What is R?
R is a number of things, simultaneously. Depending on who you ask, R is:
- A software package
- A programming language
- A toolkit for developing statistical and analytical tools
- An extensive library of statistical and mathematical software and algorithms
- A scripting language
- A complete data science environment
- …
Why use R?
- R is cross-platform and runs on Windows, Mac, and Linux (as well as more obscure systems).
- R provides a vast number of useful statistical tools, many of which have been painstakingly tested.
- R produces publication-quality graphics in a variety of formats.
- R plays well with FORTRAN, C, and scripts in many languages.
- R scales, making it useful for small and large projects. It is NOT Excel.
- R does not have a meaningfully useful graphical user interface (GUI).
Why not use R?
- R cannot do everything.
- R is not always the “best” tool for the job.

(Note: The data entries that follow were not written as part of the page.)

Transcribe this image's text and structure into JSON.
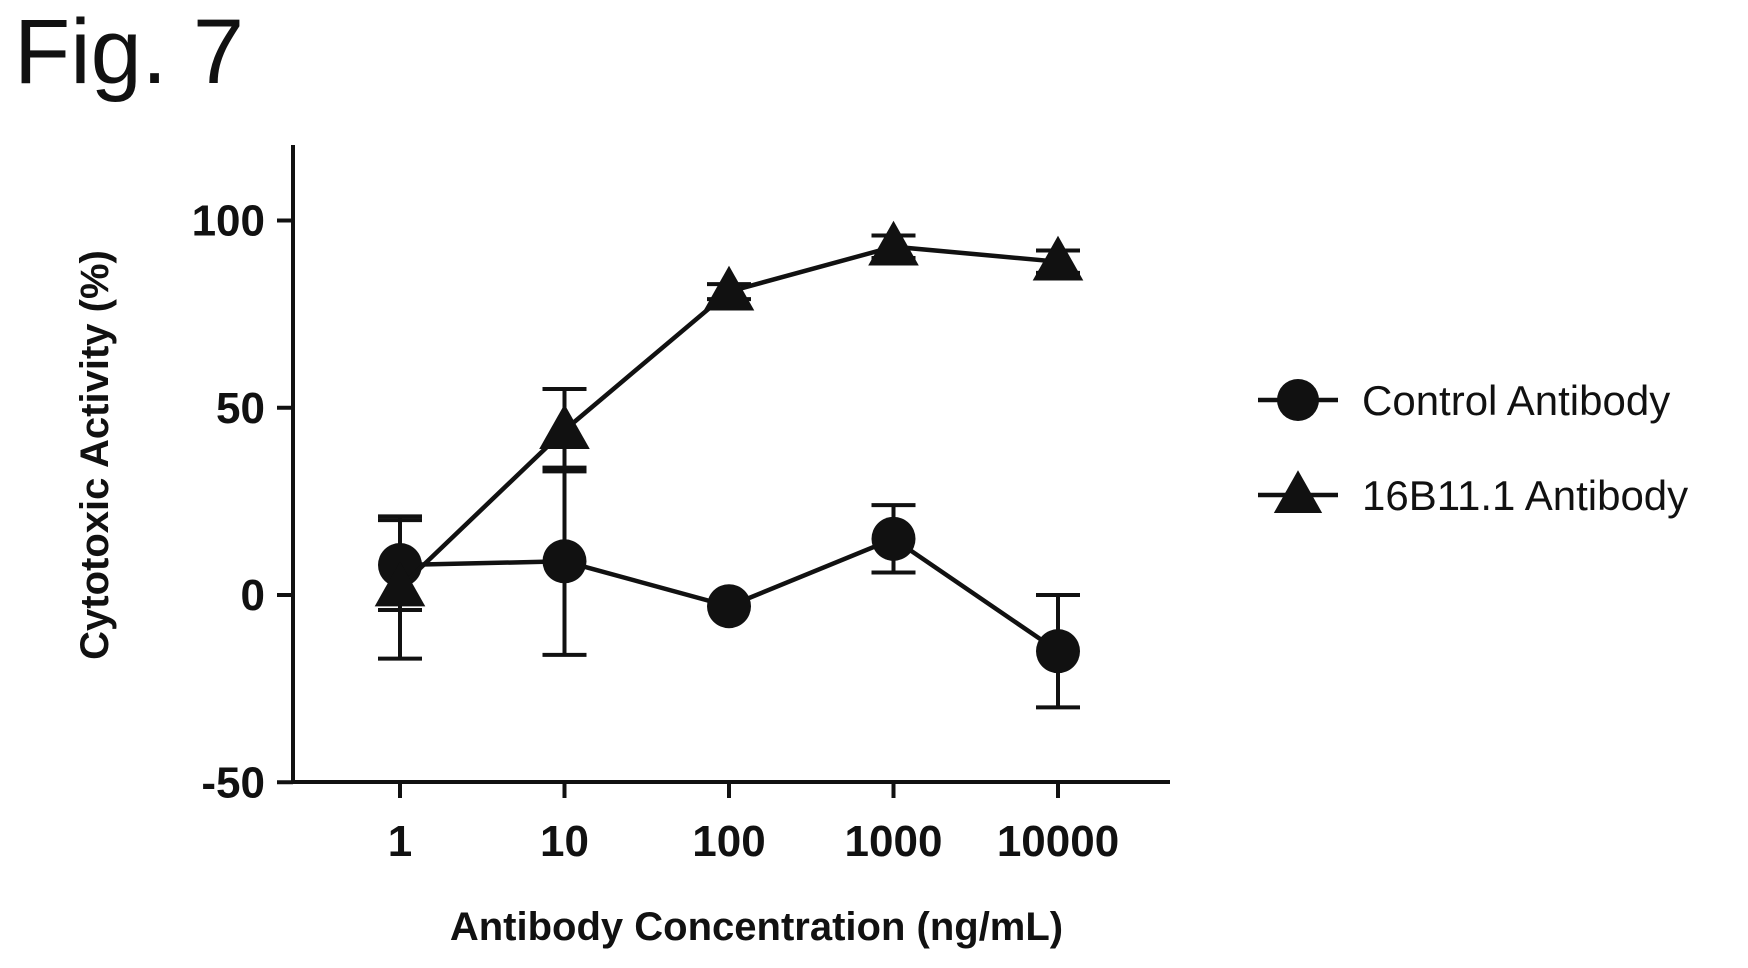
{
  "figure_label": "Fig. 7",
  "chart_data": {
    "type": "line",
    "xscale": "log",
    "x": [
      1,
      10,
      100,
      1000,
      10000
    ],
    "x_tick_labels": [
      "1",
      "10",
      "100",
      "1000",
      "10000"
    ],
    "ylim": [
      -50,
      120
    ],
    "y_ticks": [
      -50,
      0,
      50,
      100
    ],
    "y_tick_labels": [
      "-50",
      "0",
      "50",
      "100"
    ],
    "xlabel": "Antibody Concentration (ng/mL)",
    "ylabel": "Cytotoxic Activity (%)",
    "legend_position": "right",
    "series": [
      {
        "name": "Control Antibody",
        "marker": "circle",
        "values": [
          8,
          9,
          -3,
          15,
          -15
        ],
        "error": [
          12,
          25,
          0,
          9,
          15
        ]
      },
      {
        "name": "16B11.1 Antibody",
        "marker": "triangle",
        "values": [
          2,
          44,
          81,
          93,
          89
        ],
        "error": [
          19,
          11,
          2,
          3,
          3
        ]
      }
    ]
  }
}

- R will not hold your hand. Often, it will slap your hand instead.
- The documentation can be opaque (but there is documentation).
- R can drive you crazy (on a good day) or age you prematurely (on a bad one).
- Finding the right package to do the job you want to do can be challenging; worse, some contributed packages are unreliable.
- R does not have a meaningfully useful graphical user interface (GUI).
R License and the Open Source Ideal
R is free (yes, totally free!) and distributed under GNU license. In particular, this license allows one to:
- Download the source code
- Modify the source code to your heart’s content
- Distribute the modified source code and even charge money for it, but you must distribute the modified source code under the original GNU license]{}
This license means that R will always be available, will always be open source, and can grow organically without constraint.
R and Data Science
Data Science is both a field of study and a process. All of us practice data science when using R.
R has capabilities and shines in all aspects of the data science process.